Doubts over the fitness of striker Miroslav Klose and the risk of another early exit have failed to dent Germany's confidence at the World Cup finals.
"One of the two teams will qualify and I'm convinced it will be us," assistant coach Michael Skibbe said on Friday ahead of his side's final group E match against Cameroon next week.
The triple world champions, who compromised their chances of reaching the knock-out stage by conceding a late equaliser in Wednesday's 1-1 draw with Ireland, need at least a draw with the Olympic champions to be sure of surviving the first round.
They had to begin their preparations for Tuesday's match in Shizuoka without Klose, who bruised his right knee after opening the scoring against Ireland with his fourth goal in the tournament -- the highest tally so far.
The Kaiserslautern forward, who started with a hat-trick in Germany's 8-0 demolition of Saudi Arabia, missed training for the second day in a row on Friday.
"He's still got problems with his knee and he should be able to resume proper training tomorrow (Saturday) or Sunday at the latest," said Skibbe.
Defender Christoph Metzelder was also forced out of training after receiving a knock on his right ankle in Wednesday's match but Skibbe said he should be fit to play against Cameroon.
Germany captain Oliver Kahn was furious after his team, who would have made sure of going through had they beaten Ireland, were held to a draw.
The Bayern Munich goalkeeper, who preserved his side's lead with a string of brilliant saves until Robbie Keane struck, said after the game that his team only had themselves to blame.
By saying costly mistakes had allowed Ireland to fight back, Kahn raised fears that clouds might gather over the Germany camp.
"After such a match you are so upset that you have a tendency to over-react, which is very normal," Kahn said on Friday, looking calm and determined.

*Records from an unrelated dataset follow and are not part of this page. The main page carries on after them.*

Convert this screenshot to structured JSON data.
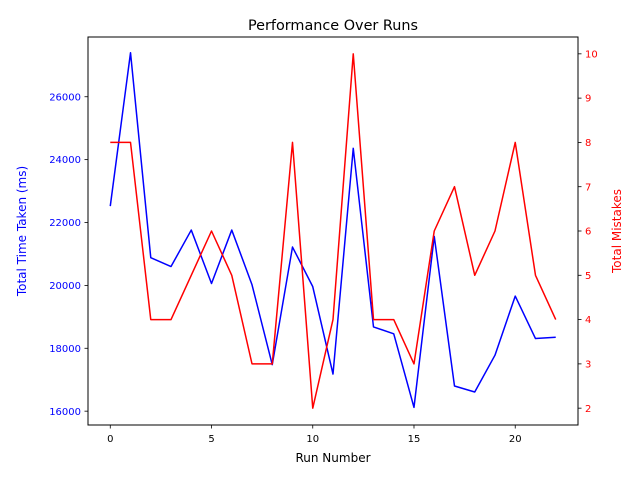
{
  "chart_data": {
    "type": "line",
    "title": "Performance Over Runs",
    "xlabel": "Run Number",
    "ylabel_left": "Total Time Taken (ms)",
    "ylabel_right": "Total Mistakes",
    "x": [
      0,
      1,
      2,
      3,
      4,
      5,
      6,
      7,
      8,
      9,
      10,
      11,
      12,
      13,
      14,
      15,
      16,
      17,
      18,
      19,
      20,
      21,
      22
    ],
    "x_ticks": [
      0,
      5,
      10,
      15,
      20
    ],
    "y_left_ticks": [
      16000,
      18000,
      20000,
      22000,
      24000,
      26000
    ],
    "y_right_ticks": [
      2,
      3,
      4,
      5,
      6,
      7,
      8,
      9,
      10
    ],
    "xlim": [
      -1.1,
      23.1
    ],
    "ylim_left": [
      15560,
      27900
    ],
    "ylim_right": [
      1.62,
      10.38
    ],
    "grid": false,
    "legend": "none",
    "series": [
      {
        "axis": "left",
        "color": "#0000ff",
        "values": [
          22520,
          27400,
          20880,
          20600,
          21760,
          20060,
          21760,
          20020,
          17480,
          21220,
          19960,
          17180,
          24360,
          18680,
          18460,
          16120,
          21560,
          16800,
          16610,
          17780,
          19660,
          18310,
          18350
        ]
      },
      {
        "axis": "right",
        "color": "#ff0000",
        "values": [
          8,
          8,
          4,
          4,
          5,
          6,
          5,
          3,
          3,
          8,
          2,
          4,
          10,
          4,
          4,
          3,
          6,
          7,
          5,
          6,
          8,
          5,
          4
        ]
      }
    ]
  }
}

"The next day already you see things differently. We were all able to get over the disappointment and pick ourselves up. Optimism has returned and we are confident that we will beat Cameroon."
Kahn was not the only one to stir controversy after the Ireland match since Germany's all-time great Franz Beckenbauer said the team he once graced lacked a true leader.
"We don't give too much importance to these comments made from the outside," Kahn said about the remarks.
"I'm not persuaded we need a leader because our strength comes from our team spirit and the fact that we all stand closely together."
After their shaky run in qualifying and the loss of several valued players in the build-up to the finals, Germany named reaching the second round as their minimum aim.
But Skibbe said he saw no reason why the Germans, who are desperate to bounce back after failing to get past the first round at Euro 2000, should not go further.
"I'm sure we will be in the second round and after that the chances will be 50-50, whoever we meet," he said.
"That goes for the round of 16, the quarter-finals and the semi-finals," he added, dreaming that the once awe-inspiring side might appear in the Yokohama final on June 30.